Apparently the U.S. public doesn't believe this bloody engagement has much to do with us -- hence the waning interest. Those who believe Hezbollah is simply an Israeli problem need to think again.
"Know your enemy" isn't just a hackneyed military slogan -- it's an essential survival tool in this new world disorder of global Islamic terror. Hezbollah is -- and has always been -- America's enemy.
When Lebanon descended into civil war along sectarian and ethnic lines in 1975, nearly a half-dozen rival factions with armed militias began a deadly struggle for power -- Christian, Sunni, Shia, Druze and Palestinian. Into this chaos, and well before Israel invaded Lebanon in 1982, the Ayatollah Ruhollah Khomeini began sending Pasdaran -- Iranian Revolutionary Guards -- to the Lebanese Bakaa Valley to organize, train and equip the poorly armed, disparate Shi'ite militias into an effective politico-military force. Hezbollah was the result -- and almost immediately, Americans began to die.
From their bases in the Bakaa, Hezbollah terrorists launched a series of spectacular attacks against Americans, making it second only to al Qaeda in lethality:
April 18, 1983, a suicide bomber driving a pickup truck loaded with explosives rams into the U.S. Embassy in Beirut, killing 63 -- including 17 Americans. A second attack on the Embassy Annex in September kills two more Americans and injures 22 others.
Oct. 23, 1983, a suicide bomber detonates a truck full of explosives inside the U.S. Marine barracks near Beirut International Airport, killing 241 U.S. servicemen.
Dec. 12, 1983, Hezbollah operatives attack the U.S. Embassy in Kuwait.
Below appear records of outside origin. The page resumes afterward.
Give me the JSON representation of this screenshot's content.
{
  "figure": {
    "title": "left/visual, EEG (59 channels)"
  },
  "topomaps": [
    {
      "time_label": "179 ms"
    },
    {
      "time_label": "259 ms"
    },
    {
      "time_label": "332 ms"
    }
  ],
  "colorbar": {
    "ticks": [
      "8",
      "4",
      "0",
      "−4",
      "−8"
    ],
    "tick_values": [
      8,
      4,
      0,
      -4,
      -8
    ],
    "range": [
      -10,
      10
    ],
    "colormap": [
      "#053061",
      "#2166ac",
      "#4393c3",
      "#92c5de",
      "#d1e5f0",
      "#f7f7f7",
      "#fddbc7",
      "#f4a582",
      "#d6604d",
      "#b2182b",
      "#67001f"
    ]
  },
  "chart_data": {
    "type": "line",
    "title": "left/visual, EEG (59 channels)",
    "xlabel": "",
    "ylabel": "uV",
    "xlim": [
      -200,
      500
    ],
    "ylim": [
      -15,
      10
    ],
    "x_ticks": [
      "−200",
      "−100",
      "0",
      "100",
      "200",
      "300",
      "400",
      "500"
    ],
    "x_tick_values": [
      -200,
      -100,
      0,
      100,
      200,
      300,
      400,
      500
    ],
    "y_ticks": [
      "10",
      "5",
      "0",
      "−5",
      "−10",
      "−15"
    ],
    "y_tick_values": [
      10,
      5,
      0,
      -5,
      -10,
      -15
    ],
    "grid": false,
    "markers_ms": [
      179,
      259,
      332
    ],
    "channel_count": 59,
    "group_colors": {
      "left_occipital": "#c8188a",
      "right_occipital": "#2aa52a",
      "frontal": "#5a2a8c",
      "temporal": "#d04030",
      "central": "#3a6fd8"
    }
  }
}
Nearly simultaneous attacks are carried out against the emir of Kuwait, the French Embassy, the airport, a major oil refinery and an American residential compound. In all, six people die; more than 80 are wounded.
June 14, 1985: TWA Flight 847 is hijacked and landed at Beirut International Airport. During the seven-day stand-off, U.S. Navy Seabee Diver Robert Stetham is murdered aboard the aircraft and his body dumped on the tarmac.
April 2, 1986: A bomb aboard TWA Flight 840, enroute from Rome to Athens kills four Americans, including an infant girl.